JHSV 6, a 338-foot shallow draft aluminum catamaran, is a multi-mission, non-combatant transport vessel characterized by its high volume, high speed and flexibility. It is the fourth ship to be named Brunswick after the seaport city located on the southeast coast of Georgia. The city of Brunswick played an important role during World War II as the site of a 435-acre shipyard that employed up to 16,000 workers at its peak. The yard produced 99 Liberty ships by the end of the war.
“Brunswick displays American values of community, hospitality and resourcefulness at their very best,” said Secretary of the Navy Ray Mabus. “I chose to name the joint high speed vessel after Brunswick to honor those values and the men and women of the city, as well as the state of Georgia."

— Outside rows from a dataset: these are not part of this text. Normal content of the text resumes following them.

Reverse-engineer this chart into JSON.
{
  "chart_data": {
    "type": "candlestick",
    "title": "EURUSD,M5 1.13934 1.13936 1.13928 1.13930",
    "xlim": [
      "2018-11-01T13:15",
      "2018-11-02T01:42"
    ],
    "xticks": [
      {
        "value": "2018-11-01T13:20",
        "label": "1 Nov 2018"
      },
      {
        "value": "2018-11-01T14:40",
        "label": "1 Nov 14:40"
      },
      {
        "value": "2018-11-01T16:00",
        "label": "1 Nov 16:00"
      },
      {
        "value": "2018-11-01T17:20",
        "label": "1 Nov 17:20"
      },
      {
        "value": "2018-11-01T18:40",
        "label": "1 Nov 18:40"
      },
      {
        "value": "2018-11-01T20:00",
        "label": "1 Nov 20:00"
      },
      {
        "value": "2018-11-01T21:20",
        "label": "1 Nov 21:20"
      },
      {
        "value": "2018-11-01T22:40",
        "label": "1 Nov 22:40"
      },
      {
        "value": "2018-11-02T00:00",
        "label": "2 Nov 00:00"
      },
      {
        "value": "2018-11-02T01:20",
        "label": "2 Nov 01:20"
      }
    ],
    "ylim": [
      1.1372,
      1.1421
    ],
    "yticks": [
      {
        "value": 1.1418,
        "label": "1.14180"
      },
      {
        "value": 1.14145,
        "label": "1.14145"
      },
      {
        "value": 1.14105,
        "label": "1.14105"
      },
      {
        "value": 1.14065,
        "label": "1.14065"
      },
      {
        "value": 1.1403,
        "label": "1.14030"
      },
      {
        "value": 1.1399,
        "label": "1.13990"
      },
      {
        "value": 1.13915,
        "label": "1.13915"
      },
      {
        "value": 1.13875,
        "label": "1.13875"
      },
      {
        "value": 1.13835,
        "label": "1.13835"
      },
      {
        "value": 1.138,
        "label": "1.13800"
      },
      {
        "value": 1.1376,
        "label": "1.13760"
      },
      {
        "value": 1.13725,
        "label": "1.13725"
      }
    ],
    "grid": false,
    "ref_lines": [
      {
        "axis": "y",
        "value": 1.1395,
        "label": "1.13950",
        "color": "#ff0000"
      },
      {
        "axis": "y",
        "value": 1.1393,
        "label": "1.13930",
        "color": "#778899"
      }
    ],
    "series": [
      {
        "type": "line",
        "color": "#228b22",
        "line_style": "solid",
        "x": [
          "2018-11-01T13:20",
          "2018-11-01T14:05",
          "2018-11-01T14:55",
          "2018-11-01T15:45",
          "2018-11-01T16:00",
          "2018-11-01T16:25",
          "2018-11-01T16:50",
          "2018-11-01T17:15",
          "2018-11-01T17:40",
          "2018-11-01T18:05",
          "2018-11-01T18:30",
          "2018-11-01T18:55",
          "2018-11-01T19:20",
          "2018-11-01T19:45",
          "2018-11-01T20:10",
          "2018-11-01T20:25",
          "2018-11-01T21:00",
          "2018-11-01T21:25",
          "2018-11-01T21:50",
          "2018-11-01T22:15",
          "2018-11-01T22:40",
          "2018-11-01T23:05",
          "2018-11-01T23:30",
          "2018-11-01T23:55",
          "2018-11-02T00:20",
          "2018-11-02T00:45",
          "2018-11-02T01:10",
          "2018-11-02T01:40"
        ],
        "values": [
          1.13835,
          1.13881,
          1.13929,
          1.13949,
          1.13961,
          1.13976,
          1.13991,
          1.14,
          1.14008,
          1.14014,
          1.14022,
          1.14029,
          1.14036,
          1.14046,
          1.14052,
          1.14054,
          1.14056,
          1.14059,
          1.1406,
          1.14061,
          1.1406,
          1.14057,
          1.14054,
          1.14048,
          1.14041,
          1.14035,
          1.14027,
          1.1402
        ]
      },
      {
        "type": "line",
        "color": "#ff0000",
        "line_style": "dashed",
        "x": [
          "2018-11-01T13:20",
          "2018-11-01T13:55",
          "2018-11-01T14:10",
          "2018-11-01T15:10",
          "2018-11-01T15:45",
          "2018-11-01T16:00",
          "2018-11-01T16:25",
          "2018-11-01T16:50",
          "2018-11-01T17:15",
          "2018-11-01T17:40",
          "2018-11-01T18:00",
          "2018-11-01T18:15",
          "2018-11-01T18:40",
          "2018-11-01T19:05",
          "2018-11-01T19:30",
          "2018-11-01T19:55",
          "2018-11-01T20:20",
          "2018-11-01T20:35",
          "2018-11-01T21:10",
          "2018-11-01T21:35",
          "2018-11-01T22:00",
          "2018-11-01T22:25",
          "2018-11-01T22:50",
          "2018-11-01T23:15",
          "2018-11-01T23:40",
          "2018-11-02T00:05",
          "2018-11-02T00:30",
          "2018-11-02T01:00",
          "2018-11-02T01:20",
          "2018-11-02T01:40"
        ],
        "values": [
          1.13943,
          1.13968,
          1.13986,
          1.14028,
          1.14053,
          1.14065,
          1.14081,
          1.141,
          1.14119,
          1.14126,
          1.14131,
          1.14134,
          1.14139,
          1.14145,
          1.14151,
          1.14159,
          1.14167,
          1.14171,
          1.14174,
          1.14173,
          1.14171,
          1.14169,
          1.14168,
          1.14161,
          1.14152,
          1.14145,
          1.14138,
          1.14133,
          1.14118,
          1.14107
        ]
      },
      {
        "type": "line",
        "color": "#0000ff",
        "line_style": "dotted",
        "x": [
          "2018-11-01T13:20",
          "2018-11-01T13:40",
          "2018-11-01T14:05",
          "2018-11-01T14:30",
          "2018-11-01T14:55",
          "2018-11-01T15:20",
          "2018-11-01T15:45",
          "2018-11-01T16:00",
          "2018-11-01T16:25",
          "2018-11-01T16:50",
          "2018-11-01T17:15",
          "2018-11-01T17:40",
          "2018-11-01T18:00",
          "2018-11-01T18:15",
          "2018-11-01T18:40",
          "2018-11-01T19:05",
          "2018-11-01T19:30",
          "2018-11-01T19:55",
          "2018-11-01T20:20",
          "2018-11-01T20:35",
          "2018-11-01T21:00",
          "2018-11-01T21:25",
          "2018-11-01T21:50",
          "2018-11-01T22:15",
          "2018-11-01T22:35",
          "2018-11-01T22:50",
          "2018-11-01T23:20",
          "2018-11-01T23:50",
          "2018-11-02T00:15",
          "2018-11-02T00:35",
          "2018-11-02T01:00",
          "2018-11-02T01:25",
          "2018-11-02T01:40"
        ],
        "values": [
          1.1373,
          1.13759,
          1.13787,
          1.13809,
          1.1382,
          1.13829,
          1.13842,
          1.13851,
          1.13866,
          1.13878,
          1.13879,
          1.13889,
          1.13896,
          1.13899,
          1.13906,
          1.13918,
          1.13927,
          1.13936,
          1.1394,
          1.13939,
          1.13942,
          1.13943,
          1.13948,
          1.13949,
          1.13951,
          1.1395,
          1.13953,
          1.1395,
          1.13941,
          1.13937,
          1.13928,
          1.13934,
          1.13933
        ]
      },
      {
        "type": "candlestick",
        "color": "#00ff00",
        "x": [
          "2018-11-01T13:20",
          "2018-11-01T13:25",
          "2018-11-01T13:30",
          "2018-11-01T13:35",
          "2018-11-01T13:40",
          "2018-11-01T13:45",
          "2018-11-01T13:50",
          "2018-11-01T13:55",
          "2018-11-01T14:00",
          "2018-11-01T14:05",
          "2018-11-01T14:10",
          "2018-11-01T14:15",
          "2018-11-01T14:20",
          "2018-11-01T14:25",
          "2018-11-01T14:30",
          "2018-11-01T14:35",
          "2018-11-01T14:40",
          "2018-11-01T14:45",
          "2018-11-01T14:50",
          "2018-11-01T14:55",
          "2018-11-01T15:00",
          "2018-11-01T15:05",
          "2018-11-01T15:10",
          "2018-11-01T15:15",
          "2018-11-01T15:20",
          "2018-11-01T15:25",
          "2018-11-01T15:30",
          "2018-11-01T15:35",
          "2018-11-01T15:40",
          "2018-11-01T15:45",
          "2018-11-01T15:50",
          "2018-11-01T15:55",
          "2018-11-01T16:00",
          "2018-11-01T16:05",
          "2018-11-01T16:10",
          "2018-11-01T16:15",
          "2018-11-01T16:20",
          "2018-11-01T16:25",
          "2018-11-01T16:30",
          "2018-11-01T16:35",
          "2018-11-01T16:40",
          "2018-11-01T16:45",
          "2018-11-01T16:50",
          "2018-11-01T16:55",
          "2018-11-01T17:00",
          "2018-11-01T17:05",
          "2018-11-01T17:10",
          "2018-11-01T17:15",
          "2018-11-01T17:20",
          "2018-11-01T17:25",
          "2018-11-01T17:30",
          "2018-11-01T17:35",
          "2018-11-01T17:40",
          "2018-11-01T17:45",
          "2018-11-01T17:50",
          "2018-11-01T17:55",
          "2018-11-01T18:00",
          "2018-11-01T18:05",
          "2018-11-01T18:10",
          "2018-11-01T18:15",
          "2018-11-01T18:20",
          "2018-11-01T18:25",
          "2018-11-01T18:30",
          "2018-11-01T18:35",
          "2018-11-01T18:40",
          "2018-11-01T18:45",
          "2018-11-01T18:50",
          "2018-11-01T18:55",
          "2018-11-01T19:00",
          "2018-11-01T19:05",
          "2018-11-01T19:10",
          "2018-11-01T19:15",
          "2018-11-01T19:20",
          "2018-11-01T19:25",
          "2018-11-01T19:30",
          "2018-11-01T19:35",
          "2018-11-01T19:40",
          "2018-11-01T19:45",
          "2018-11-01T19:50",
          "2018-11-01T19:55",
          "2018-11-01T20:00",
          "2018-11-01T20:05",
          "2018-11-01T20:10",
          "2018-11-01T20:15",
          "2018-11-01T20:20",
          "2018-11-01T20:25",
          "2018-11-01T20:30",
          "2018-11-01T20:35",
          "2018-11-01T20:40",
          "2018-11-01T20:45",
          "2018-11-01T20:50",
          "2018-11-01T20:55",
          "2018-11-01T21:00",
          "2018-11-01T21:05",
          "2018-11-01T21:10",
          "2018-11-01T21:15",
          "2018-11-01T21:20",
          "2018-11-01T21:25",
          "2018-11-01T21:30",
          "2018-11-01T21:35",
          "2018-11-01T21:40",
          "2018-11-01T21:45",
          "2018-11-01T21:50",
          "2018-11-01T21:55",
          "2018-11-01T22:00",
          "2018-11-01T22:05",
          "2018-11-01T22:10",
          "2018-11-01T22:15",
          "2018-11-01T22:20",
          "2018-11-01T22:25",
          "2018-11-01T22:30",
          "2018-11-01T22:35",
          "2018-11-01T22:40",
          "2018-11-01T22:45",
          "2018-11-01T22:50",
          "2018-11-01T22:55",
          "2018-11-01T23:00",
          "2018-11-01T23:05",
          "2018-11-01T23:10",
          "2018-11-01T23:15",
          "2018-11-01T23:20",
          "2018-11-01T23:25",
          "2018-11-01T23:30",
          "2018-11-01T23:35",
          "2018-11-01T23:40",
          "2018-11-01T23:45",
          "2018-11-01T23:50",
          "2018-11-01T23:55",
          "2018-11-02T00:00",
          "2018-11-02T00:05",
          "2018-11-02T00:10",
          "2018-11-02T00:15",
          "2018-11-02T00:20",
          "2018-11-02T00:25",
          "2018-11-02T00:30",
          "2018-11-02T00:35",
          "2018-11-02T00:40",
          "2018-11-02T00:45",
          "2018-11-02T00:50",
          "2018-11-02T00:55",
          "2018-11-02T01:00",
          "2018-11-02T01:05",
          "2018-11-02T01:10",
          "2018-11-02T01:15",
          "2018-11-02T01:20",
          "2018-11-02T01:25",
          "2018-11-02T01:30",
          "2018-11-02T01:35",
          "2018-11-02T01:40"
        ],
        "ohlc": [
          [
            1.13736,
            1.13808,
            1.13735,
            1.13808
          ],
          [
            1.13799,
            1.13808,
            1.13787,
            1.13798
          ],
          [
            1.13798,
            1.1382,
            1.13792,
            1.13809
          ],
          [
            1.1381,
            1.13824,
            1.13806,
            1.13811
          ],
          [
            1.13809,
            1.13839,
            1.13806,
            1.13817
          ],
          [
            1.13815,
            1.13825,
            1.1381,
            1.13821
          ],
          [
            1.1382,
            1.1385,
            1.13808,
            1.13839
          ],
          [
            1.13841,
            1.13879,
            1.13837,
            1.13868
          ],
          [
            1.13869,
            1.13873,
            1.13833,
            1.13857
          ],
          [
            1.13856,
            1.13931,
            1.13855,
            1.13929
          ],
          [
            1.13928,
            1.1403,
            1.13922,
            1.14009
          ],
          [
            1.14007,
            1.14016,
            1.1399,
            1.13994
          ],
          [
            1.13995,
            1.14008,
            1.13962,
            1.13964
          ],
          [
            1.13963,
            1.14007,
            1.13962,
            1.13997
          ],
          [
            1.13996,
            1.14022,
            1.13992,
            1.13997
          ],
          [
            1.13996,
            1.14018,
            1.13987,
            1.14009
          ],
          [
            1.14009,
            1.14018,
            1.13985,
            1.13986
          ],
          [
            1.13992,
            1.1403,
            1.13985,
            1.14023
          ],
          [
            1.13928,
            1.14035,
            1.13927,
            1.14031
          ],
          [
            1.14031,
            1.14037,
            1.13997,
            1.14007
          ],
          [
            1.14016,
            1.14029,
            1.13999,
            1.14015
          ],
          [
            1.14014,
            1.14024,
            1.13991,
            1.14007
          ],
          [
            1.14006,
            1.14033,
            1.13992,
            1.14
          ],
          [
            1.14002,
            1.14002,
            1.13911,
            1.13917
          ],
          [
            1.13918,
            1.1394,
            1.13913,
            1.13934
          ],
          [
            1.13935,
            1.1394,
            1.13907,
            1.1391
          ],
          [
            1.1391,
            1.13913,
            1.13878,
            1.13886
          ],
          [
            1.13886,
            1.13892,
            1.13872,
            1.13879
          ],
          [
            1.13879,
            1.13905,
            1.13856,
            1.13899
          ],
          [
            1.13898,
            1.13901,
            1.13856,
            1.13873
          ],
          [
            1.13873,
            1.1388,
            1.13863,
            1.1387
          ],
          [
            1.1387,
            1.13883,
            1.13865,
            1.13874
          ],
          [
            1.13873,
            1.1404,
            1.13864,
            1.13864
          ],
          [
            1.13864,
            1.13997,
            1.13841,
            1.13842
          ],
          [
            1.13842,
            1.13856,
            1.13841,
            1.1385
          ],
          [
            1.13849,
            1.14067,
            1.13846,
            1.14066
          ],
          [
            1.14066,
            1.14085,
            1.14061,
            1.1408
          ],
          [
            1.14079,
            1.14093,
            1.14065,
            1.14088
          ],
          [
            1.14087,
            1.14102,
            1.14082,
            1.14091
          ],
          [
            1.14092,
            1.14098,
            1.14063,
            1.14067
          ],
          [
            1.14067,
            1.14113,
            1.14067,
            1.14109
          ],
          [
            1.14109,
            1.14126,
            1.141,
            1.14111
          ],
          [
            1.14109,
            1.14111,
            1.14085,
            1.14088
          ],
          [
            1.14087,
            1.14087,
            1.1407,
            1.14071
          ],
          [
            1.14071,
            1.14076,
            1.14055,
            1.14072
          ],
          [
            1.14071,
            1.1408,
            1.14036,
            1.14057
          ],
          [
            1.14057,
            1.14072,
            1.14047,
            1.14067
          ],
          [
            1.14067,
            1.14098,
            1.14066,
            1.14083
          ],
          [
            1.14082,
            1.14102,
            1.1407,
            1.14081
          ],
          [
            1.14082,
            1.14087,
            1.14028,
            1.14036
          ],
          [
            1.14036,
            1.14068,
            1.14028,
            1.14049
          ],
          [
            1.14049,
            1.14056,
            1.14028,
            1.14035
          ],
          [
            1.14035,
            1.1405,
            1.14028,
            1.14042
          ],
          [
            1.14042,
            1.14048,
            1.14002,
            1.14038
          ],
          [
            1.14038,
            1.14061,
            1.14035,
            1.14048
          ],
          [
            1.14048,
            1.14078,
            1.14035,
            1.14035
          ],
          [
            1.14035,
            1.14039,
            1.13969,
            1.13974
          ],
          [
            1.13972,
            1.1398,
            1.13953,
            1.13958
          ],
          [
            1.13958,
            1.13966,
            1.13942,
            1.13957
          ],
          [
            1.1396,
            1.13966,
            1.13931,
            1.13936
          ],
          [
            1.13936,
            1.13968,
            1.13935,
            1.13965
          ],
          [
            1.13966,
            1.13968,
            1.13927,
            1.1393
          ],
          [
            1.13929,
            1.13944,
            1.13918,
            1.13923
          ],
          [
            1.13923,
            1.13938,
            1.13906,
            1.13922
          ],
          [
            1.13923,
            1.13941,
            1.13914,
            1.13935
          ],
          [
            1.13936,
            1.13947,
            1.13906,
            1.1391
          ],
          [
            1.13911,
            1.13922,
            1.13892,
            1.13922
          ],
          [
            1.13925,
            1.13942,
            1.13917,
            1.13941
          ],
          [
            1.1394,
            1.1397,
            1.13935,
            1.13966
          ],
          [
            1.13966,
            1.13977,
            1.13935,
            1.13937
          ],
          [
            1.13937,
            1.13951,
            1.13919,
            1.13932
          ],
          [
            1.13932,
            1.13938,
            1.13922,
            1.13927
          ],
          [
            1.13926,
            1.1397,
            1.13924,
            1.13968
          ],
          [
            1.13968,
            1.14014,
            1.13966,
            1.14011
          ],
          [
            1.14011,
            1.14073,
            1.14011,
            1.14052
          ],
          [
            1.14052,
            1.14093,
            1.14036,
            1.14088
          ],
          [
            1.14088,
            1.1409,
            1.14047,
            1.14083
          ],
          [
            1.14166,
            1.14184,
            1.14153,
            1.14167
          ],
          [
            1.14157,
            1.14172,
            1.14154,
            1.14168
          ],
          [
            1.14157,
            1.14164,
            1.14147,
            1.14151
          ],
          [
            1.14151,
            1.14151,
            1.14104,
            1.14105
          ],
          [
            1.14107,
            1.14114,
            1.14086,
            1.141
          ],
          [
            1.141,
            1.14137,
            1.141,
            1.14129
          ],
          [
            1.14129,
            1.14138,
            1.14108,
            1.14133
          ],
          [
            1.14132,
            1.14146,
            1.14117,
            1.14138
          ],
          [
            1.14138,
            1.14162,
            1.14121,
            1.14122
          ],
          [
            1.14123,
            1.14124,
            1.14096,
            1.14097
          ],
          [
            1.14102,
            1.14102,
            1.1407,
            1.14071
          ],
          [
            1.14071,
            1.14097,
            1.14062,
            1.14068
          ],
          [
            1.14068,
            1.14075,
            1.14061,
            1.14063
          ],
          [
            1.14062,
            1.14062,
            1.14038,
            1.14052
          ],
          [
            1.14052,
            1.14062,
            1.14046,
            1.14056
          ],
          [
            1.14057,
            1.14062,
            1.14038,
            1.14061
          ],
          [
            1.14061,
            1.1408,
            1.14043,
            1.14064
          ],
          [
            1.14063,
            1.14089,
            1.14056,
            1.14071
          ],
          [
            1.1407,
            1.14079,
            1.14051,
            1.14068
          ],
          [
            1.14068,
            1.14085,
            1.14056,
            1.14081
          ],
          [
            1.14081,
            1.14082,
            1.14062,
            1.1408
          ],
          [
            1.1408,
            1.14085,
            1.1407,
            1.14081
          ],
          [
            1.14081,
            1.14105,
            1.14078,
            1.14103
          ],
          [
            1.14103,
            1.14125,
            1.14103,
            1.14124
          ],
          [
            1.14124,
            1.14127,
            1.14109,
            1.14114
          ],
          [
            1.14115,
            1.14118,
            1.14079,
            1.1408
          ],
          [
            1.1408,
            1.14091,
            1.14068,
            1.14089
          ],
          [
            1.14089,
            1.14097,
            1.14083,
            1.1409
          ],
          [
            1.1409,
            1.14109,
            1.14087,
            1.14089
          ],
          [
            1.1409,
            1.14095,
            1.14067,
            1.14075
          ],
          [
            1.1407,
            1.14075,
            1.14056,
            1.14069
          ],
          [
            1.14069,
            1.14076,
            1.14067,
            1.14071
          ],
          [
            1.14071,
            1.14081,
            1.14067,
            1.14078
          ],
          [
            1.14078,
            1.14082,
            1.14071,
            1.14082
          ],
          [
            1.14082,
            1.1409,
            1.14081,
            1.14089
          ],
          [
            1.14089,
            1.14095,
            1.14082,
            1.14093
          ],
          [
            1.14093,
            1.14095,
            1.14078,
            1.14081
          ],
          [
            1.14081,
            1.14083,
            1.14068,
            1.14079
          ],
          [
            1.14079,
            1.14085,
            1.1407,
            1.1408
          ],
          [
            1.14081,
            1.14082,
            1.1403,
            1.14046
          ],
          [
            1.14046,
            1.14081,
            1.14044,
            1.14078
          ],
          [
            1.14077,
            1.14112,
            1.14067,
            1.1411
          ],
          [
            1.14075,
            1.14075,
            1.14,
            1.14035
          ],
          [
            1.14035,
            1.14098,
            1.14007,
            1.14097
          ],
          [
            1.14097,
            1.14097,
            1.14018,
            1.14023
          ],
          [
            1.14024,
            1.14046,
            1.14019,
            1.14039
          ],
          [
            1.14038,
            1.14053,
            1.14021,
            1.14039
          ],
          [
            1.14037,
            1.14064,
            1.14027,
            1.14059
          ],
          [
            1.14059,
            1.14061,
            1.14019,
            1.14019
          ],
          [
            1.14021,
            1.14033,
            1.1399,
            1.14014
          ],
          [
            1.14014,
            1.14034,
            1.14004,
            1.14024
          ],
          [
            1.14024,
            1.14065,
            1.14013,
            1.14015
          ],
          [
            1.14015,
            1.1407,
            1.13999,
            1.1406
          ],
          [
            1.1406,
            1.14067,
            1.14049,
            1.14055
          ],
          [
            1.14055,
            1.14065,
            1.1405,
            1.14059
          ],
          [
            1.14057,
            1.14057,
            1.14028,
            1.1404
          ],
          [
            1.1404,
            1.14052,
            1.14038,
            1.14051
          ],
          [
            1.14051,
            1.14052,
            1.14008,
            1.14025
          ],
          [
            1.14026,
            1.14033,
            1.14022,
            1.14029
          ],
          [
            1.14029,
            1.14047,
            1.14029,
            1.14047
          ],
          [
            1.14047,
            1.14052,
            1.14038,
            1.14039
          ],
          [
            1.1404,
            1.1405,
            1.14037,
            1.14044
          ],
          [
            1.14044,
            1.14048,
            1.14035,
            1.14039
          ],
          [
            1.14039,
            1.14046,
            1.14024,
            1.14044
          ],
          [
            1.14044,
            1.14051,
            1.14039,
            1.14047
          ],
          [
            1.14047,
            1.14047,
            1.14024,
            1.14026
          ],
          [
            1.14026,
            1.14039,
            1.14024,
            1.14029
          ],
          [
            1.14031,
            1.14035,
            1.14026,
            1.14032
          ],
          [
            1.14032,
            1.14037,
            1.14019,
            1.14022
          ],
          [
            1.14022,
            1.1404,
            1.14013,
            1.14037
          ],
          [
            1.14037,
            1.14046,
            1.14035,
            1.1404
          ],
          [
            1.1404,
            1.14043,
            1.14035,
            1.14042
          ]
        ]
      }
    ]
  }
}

“Brunswick is the result of the successful industry/DOD partnership that has developed between Austal USA, Military Sealift Command, and the Navy,” said Craig Perciavalle, president of Austal USA. “We’re very excited about how stable and mature the JHSV program has become as we prepare JHSV 6 for trials and delivery in the fall.”
Brunswick will soon join her sister JHSVs that have been delivered over the last two and a half years including USNS Spearhead (JHSV 1), which is deep into her second deployment since she was delivered in 2012.
“The fast-growing JHSV fleet has proven to be flexible in ways we didn’t even consider when this program first started,” said Perciavalle, “Without the dedication and pride of the hard-working individuals that make up Austal’s awesome shipbuilding team, this program wouldn’t be experiencing the success we’re celebrating today.”
The ship’s sponsor, Alma Booterbaugh, joined the immediate office of the secretary of the Navy in 1999 and she is currently the office manager and scheduler for the secretary of the Navy. Booterbaugh has been a civil servant for over 30 years with the federal government and is the recipient of the Navy Meritorious Civilian Service Award and three Navy Superior Civilian Service Awards. Booterbaugh was joined on stage today by her daughter, USNS Brunswick’s maid of honor, Brittany Booterbaugh.
More than 300 naval guests, civic leaders, community members and Austal employees attended the ceremony held beneath the hull of Brunswick in the Austal final assembly bay.
Three JHSVs and seven littoral combat ships (LCS) are currently under construction in Austal’s Mobile, Ala., shipyard. The company is scheduled to launch JHSV 6 before the end of the month, while the future USS Jackson (LCS 6) prepares for its acceptance sea trials later this summer.
For the LCS and JHSV programs, Austal, as prime contractor, is teamed with General Dynamics Mission Systems, a business unit of General Dynamics. For the JHSV program, General Dynamics is responsible for the design, integration and testing of the navigation and communication systems, C4I and aviation systems.